WÄRTSILÄ is launching carbon capture and storage feasibility studies for shipowners and operators to help bring forward the early stages of CCS integration.

The technology group is offering the feasibility studies as part of a goal to research, develop and bring maritime CCS technologies to market.

CCS technology is considered an effective way to reduce carbon dioxide emissions from shipping.

Wärtsilä has so far conducted studies on ro-ro and ro-pax vessels, a drill ship, a container ship and a gas carrier.

Wärtsilä Exhaust Treatment director Sigurd Jenssen offering the studies to the industry was the latest step in the group’s process of bringing CCS to market in shipping.

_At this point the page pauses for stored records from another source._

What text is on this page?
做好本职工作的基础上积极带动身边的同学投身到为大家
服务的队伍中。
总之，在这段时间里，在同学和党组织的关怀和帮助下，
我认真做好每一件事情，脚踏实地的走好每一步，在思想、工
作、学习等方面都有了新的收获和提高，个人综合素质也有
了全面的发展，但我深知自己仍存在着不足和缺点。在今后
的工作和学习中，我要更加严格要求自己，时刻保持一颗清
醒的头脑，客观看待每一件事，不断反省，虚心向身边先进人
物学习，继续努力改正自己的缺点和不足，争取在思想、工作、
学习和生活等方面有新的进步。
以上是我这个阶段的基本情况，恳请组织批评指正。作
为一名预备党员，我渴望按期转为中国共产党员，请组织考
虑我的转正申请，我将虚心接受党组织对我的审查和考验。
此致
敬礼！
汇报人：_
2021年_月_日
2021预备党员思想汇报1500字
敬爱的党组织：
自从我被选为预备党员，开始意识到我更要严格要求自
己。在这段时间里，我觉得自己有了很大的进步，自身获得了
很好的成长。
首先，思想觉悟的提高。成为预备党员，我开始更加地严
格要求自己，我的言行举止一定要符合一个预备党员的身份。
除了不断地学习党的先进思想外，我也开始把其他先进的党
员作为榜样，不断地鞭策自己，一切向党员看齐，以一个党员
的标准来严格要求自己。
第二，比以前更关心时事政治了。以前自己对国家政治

“It builds on the market-leading work we are conducting in our test hall in Moss [Norway], where our technology is already demonstrating our targeted 70% capture rate, and enables us to directly engage with customers to smooth the CCS adoption process in the near future,” he said.

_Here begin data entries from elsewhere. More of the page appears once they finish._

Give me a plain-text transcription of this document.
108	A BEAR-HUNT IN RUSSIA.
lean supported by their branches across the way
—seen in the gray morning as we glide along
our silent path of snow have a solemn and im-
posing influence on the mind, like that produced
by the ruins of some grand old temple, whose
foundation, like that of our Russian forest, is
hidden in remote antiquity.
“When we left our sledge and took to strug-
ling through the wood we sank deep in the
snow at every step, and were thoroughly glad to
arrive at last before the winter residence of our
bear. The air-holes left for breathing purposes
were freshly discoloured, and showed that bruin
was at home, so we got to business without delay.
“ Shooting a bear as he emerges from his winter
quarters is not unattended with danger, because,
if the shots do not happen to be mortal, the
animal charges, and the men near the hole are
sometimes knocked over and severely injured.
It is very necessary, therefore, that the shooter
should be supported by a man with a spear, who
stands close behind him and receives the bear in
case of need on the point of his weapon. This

 “By conducting these studies today, we are already building a considerable track record and understanding of how this technology will work across multiple vessel types.

“It builds on the considerable uptake we have already seen for our CCS-Ready scrubbers, which show that the industry is not only exploring CCS as a speculative technology, but is actively investing in its foundations as a decarbonisation solution.

“We look forward to conducting more of these studies in the coming months as we work to bring our CCS system to market.”

Wärtsilä is conducting studies across newbuild and existing vessels.

The process takes four to six months of study and design work; exhaust treatment experts from Wärtsilä are involved in early stages of ship design to understand how CCS can be integrated once the technology is launched.

Once completed, the CCS feasibility study enables Wärtsilä to provide a commercial offer that can be shared with shipyards for an installation quote.

During the feasibility studies, Wärtsilä looks at the ships’ existing naval architecture and works to understand how the power, space and exhaust demands of CCS can be accommodated onboard.

Wärtsilä said owners would then receive a qualified analysis of the costs of CCS integration and a list of considerations on how a potential retrofit would be conducted in the least intrusive way.